Scott Morrison, a biologist with the division, explains the study, "We have a musky movement study at North Bend Lake, it's a 300 acre lake in Ritchie County that has a really good musky population. We have six receivers throughout the lake and they will record a fish that has been implanted with one of our radio tags, and this is the radio tag."
And that radio tag has to be surgically implanted into the musky. The first step is to find the musky by using electric probes to harmlessly stun the fish so we can get them in the boat.

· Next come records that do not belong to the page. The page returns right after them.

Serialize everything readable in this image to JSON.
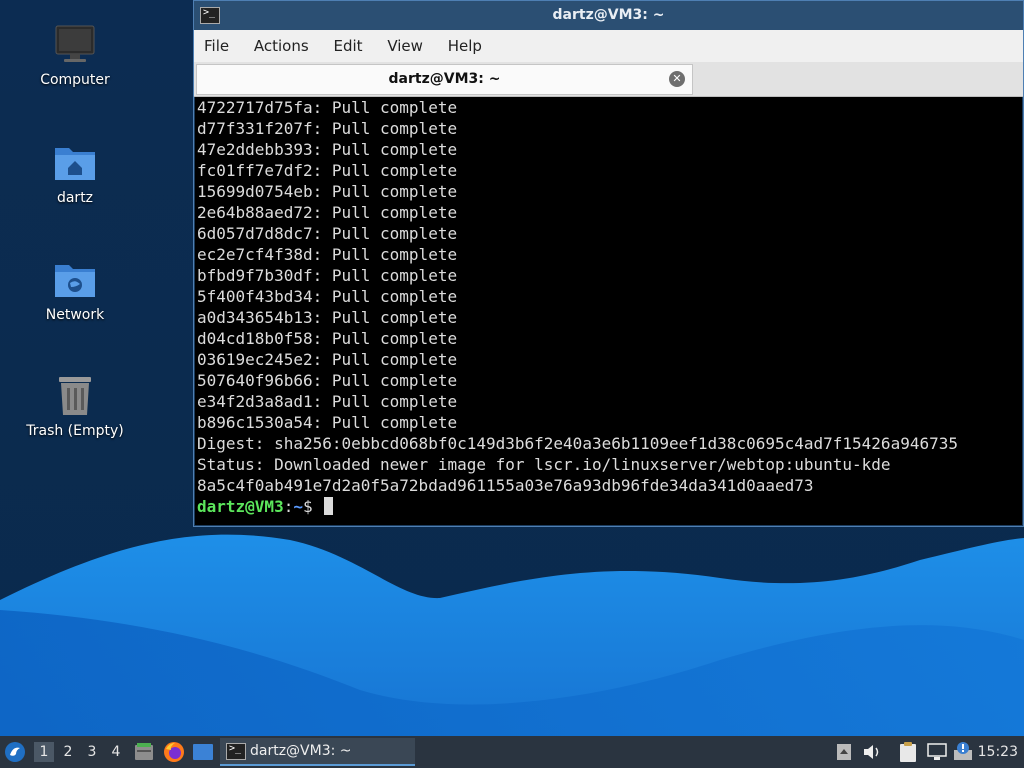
{
  "desktop": {
    "icons": [
      {
        "label": "Computer",
        "icon": "computer-icon"
      },
      {
        "label": "dartz",
        "icon": "home-folder-icon"
      },
      {
        "label": "Network",
        "icon": "network-folder-icon"
      },
      {
        "label": "Trash (Empty)",
        "icon": "trash-icon"
      }
    ]
  },
  "window": {
    "title": "dartz@VM3: ~",
    "menu": [
      "File",
      "Actions",
      "Edit",
      "View",
      "Help"
    ],
    "tab_label": "dartz@VM3: ~",
    "tab_close": "✕"
  },
  "terminal": {
    "lines": [
      "4722717d75fa: Pull complete",
      "d77f331f207f: Pull complete",
      "47e2ddebb393: Pull complete",
      "fc01ff7e7df2: Pull complete",
      "15699d0754eb: Pull complete",
      "2e64b88aed72: Pull complete",
      "6d057d7d8dc7: Pull complete",
      "ec2e7cf4f38d: Pull complete",
      "bfbd9f7b30df: Pull complete",
      "5f400f43bd34: Pull complete",
      "a0d343654b13: Pull complete",
      "d04cd18b0f58: Pull complete",
      "03619ec245e2: Pull complete",
      "507640f96b66: Pull complete",
      "e34f2d3a8ad1: Pull complete",
      "b896c1530a54: Pull complete",
      "Digest: sha256:0ebbcd068bf0c149d3b6f2e40a3e6b1109eef1d38c0695c4ad7f15426a946735",
      "Status: Downloaded newer image for lscr.io/linuxserver/webtop:ubuntu-kde",
      "8a5c4f0ab491e7d2a0f5a72bdad961155a03e76a93db96fde34da341d0aaed73"
    ],
    "prompt_user": "dartz@VM3",
    "prompt_sep": ":",
    "prompt_path": "~",
    "prompt_symbol": "$ "
  },
  "taskbar": {
    "workspaces": [
      "1",
      "2",
      "3",
      "4"
    ],
    "active_workspace": "1",
    "task_label": "dartz@VM3: ~",
    "clock": "15:23"
  },
  "colors": {
    "prompt_user": "#5ce65c",
    "prompt_path": "#5b9bff",
    "accent": "#5b9bd5"
  }
}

Now that the fish in in safe hands, it's time to put it in water with medicine in it which basically puts the fish to sleep so the surgery can be done. The whole procedure takes just a couple of minutes, a small incision is made, the tag implanted, and some stitches put in. Just like that it's done and the fish is released back into North Bend Lake. A simple procedure that provides big time results to the DNR and anglers..now biologists know where, and when, the fish will travel in this lake.
"Throughout the winter, most of the fish are in the lower third of the lake and sometime in the spring they move to the upper third of the lake, in the summer they move between the areas. I downloaded data from a receiver here 2 days ago and there was no fish in the area, but when I was here earlier, there were 3 fish in the area." says Morrison.
The DNR gets tons of data on the musky and it's all available to you so you know where to fish when the musky are moving.